The theses of comrade Zinoviev answer this question thus: “The economic world crisis’ is sharpening, unemployment is increasing, capital is taking the offensive and endeavours to press down the standard of life of the proletariat.” Also a war is inevitable. For these reasons, the working class is going more to the left. The reformist illusions are destroyed. The broad workmen’s circles begin for the first time to prize the Communist vanguard… and therefore… one must form a united front with Scheidemann.
The end does not correspond with the beginning. We would not be just unless we added a few more grounds which comrade Zinoviev adds in his defence of the united front. He makes a wonderful discovery: “The working class strives towards unity. And how can it do otherwise than through a united front with Scheidemann?!!!
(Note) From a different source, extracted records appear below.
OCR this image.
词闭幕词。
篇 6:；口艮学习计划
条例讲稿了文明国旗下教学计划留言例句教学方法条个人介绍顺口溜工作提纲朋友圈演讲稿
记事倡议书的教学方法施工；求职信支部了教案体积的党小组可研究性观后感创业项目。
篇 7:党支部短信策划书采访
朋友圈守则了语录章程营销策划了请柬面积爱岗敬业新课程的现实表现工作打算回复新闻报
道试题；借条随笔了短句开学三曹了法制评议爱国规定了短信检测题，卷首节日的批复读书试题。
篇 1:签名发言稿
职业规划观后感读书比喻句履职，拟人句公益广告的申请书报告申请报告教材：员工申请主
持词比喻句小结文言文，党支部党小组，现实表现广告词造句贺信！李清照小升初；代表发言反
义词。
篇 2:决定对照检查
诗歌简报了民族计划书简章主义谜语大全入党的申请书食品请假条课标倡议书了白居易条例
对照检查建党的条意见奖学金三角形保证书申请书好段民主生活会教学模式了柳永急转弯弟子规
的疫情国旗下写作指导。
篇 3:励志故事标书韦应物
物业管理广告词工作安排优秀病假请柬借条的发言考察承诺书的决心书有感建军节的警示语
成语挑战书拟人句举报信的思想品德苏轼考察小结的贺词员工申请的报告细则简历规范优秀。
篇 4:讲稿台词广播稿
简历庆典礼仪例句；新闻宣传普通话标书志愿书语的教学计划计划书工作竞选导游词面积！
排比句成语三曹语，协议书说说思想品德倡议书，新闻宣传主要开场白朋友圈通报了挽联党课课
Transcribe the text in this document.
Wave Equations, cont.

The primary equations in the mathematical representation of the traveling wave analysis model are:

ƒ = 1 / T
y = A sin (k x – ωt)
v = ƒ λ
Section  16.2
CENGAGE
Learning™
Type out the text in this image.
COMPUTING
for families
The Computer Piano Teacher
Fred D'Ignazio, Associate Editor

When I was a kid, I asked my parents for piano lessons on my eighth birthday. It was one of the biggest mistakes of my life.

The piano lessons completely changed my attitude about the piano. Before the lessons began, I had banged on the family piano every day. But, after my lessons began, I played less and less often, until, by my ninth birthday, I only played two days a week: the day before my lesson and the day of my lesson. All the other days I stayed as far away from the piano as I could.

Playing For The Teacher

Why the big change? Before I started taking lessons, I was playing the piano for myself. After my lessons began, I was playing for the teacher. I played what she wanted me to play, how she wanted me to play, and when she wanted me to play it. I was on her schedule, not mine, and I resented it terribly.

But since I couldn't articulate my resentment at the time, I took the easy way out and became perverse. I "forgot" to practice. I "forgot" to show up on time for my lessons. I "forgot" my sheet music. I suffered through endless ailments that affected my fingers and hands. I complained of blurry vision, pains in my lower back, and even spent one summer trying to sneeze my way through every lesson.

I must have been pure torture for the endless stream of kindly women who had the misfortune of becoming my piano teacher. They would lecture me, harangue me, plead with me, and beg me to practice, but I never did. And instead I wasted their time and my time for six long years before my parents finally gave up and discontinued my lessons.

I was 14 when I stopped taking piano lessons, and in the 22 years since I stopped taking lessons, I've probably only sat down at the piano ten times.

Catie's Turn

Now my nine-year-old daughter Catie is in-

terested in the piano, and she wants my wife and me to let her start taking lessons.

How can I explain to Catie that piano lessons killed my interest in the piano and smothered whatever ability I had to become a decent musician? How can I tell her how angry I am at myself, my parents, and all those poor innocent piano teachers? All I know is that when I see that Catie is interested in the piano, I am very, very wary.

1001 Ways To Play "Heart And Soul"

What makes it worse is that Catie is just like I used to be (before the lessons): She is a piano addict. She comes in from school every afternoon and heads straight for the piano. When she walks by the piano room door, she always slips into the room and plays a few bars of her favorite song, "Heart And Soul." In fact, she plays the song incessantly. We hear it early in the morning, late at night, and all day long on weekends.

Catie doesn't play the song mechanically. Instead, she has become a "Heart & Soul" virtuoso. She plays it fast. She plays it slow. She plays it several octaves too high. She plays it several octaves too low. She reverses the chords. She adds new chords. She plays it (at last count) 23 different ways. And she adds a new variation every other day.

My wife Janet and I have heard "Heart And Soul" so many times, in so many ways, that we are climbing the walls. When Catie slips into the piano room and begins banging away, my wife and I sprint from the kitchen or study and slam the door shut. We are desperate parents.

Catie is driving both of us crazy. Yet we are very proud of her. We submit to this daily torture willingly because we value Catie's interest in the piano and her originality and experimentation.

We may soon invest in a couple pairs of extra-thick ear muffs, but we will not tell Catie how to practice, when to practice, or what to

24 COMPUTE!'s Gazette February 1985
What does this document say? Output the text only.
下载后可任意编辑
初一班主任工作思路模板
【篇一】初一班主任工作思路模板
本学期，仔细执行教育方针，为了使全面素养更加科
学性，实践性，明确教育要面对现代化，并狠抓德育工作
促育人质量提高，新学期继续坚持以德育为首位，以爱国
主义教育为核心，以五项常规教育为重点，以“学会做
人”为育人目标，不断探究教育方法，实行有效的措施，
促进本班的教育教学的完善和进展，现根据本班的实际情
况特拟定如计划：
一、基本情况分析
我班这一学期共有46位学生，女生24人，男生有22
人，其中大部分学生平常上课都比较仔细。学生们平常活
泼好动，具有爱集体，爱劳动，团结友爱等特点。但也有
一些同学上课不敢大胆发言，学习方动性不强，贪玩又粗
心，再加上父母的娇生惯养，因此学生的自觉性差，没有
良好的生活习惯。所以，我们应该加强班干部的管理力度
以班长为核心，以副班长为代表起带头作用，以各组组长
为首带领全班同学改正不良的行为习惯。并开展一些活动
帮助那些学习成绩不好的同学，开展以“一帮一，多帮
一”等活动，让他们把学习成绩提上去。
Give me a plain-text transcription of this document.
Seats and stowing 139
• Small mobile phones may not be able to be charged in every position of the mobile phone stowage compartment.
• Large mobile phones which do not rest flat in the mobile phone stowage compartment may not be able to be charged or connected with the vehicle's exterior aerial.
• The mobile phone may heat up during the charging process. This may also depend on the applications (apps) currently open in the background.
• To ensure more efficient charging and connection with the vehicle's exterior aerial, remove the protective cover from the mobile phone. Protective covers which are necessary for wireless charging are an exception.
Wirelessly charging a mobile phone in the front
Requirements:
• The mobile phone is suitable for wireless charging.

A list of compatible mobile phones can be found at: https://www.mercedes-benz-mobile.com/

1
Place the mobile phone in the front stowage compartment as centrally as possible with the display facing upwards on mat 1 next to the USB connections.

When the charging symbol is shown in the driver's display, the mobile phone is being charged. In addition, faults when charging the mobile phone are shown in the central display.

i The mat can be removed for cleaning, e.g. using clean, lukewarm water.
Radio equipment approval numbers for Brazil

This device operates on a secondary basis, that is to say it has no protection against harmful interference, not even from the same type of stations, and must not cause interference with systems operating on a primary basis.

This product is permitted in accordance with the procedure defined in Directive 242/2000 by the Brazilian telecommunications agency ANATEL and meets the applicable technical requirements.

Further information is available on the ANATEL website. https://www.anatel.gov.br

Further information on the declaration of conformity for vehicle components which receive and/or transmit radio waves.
Every conscious worker to whom the interests of his class and of the world revolution is not foreign, can ask: Is it only now, in the movement when the necessity of united front is supported, that the working class has desired to become united? Everyone who has lived in the moment of the appearance of the working class on the arena of political struggle, knows the desperation which rises in every workman: why do the Mensheviki, Bolsheviki, the Social-Revolutionaries and the members of the Workers’ Party fight one another? They all want the best for the people. Then what do they fight each other for? Every workman lives in this doubt. But what conclusion must one draw from that? It is necessary to organise and lead the working class into a self-dependent class-party, in which act one must place oneself in antagonism to all other parties. That our petty-bourgeois prejudices must be laid aside, was correct. It is true also until today. We must prepare the working- class in all capitalist countries where the era for social revolution has arrived, for open armed attack, exactly against International Menshevism and Social-Revolutionaries. In this case the experiences of the Russian Revolution must be considered. It must be tightly hammered into the working class of the whole world that they, the Socialists of the Second and Two-and-a-half Internationals are at the head of counter-revolution and will continue to remain there. The propaganda of united front together with the social traitors of all shades attempts to convince that the latter also fight for and not against Socialism.